赫尔古丽咬咬牙跟了上去,眼睛轻抬看着前头代州城,越来越近的城墙上忽然有个黑影闪动,她睁大眼睛仔细一看,不由的轻掩嘴唇,那个人,那个人怎么也来了?
“快,快去通知楚意舒,这里很危险,不能过去!”她脸色大变语无伦次的对罕达木道。
罕达木显然也看到了那人,吃惊的张大了嘴,惊声道:“晚了,他们已经过去了!”
……
千军万马的乱战之中,太子反而被人护着在军队的最中间,围了十几人将他保护的滴水不漏。
太子气怒的瞪着眼前的人,大声呵斥:“你好大的胆子,所有人都在杀敌,你却将本宫拦在这里,究竟是谁授意你这样做的?”
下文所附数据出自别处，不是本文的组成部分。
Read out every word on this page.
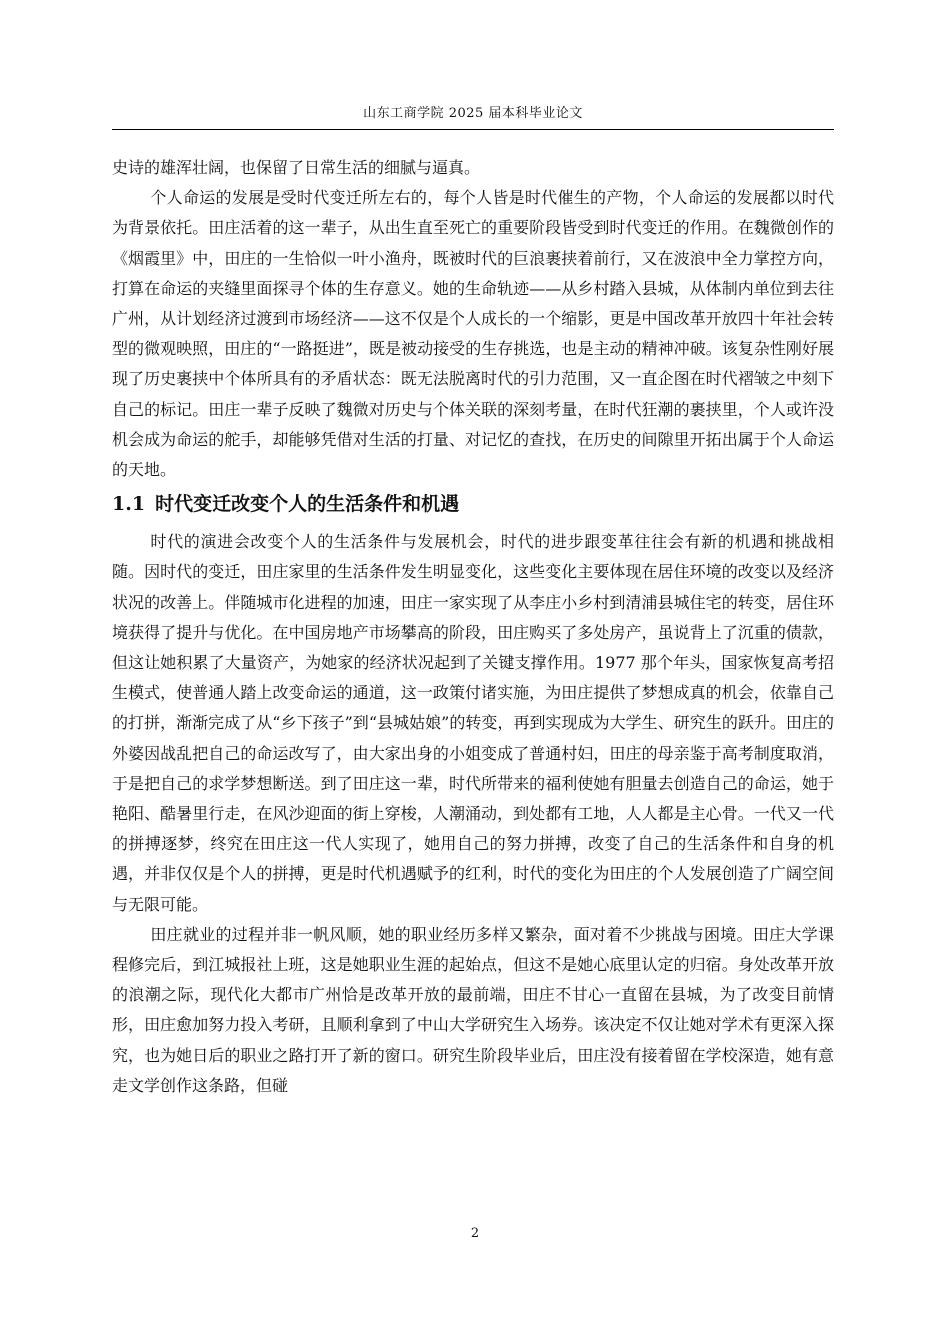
山东工商学院 2025 届本科毕业论文

史诗的雄浑壮阔，也保留了日常生活的细腻与逼真。

个人命运的发展是受时代变迁所左右的，每个人皆是时代催生的产物，个人命运的发展都以时代为背景依托。田庄活着的这一辈子，从出生直至死亡的重要阶段皆受到时代变迁的作用。在魏微创作的《烟霞里》中，田庄的一生恰似一叶小渔舟，既被时代的巨浪裹挟着前行，又在波浪中全力掌控方向，打算在命运的夹缝里面探寻个体的生存意义。她的生命轨迹——从乡村踏入县城，从体制内单位到去往广州，从计划经济过渡到市场经济——这不仅是个人成长的一个缩影，更是中国改革开放四十年社会转型的微观映照，田庄的“一路挺进”，既是被动接受的生存挑选，也是主动的精神冲破。该复杂性刚好展现了历史裹挟中个体所具有的矛盾状态：既无法脱离时代的引力范围，又一直企图在时代褶皱之中刻下自己的标记。田庄一辈子反映了魏微对历史与个体关联的深刻考量，在时代狂潮的裹挟里，个人或许没机会成为命运的舵手，却能够凭借对生活的打量、对记忆的查找，在历史的间隙里开拓出属于个人命运的天地。

1.1 时代变迁改变个人的生活条件和机遇

时代的演进会改变个人的生活条件与发展机会，时代的进步跟变革往往会有新的机遇和挑战相随。因时代的变迁，田庄家里的生活条件发生明显变化，这些变化主要体现在居住环境的改变以及经济状况的改善上。伴随城市化进程的加速，田庄一家实现了从李庄小乡村到清浦县城住宅的转变，居住环境获得了提升与优化。在中国房地产市场攀高的阶段，田庄购买了多处房产，虽说背上了沉重的债款，但这让她积累了大量资产，为她家的经济状况起到了关键支撑作用。1977 那个年头，国家恢复高考招生模式，使普通人踏上改变命运的通道，这一政策付诸实施，为田庄提供了梦想成真的机会，依靠自己的打拼，渐渐完成了从“乡下孩子”到“县城姑娘”的转变，再到实现成为大学生、研究生的跃升。田庄的外婆因战乱把自己的命运改写了，由大家出身的小姐变成了普通村妇，田庄的母亲鉴于高考制度取消，于是把自己的求学梦想断送。到了田庄这一辈，时代所带来的福利使她有胆量去创造自己的命运，她于艳阳、酷暑里行走，在风沙迎面的街上穿梭，人潮涌动，到处都有工地，人人都是主心骨。一代又一代的拼搏逐梦，终究在田庄这一代人实现了，她用自己的努力拼搏，改变了自己的生活条件和自身的机遇，并非仅仅是个人的拼搏，更是时代机遇赋予的红利，时代的变化为田庄的个人发展创造了广阔空间与无限可能。

田庄就业的过程并非一帆风顺，她的职业经历多样又繁杂，面对着不少挑战与困境。田庄大学课程修完后，到江城报社上班，这是她职业生涯的起始点，但这不是她心底里认定的归宿。身处改革开放的浪潮之际，现代化大都市广州恰是改革开放的最前端，田庄不甘心一直留在县城，为了改变目前情形，田庄愈加努力投入考研，且顺利拿到了中山大学研究生入场券。该决定不仅让她对学术有更深入探究，也为她日后的职业之路打开了新的窗口。研究生阶段毕业后，田庄没有接着留在学校深造，她有意走文学创作这条路，但碰

2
百夫长面对太子的滔天怒火,只觉得自己当真是哑巴吃黄连,有苦难言。
他恭声道:“您乃是国之储君,您的安危最要紧,属下奉了卫将军之令来护卫您的安全……”
太子不耐烦的一鞭子抽到他的脸上,“给本宫滚开!”
百夫长不敢躲,任由那乌金马鞭将他抽下了马,几乎同时,脸上被马鞭抽开了一道深深的伤痕,鲜血哗啦的涌了出来,百夫长的脸上身上到处都是血液。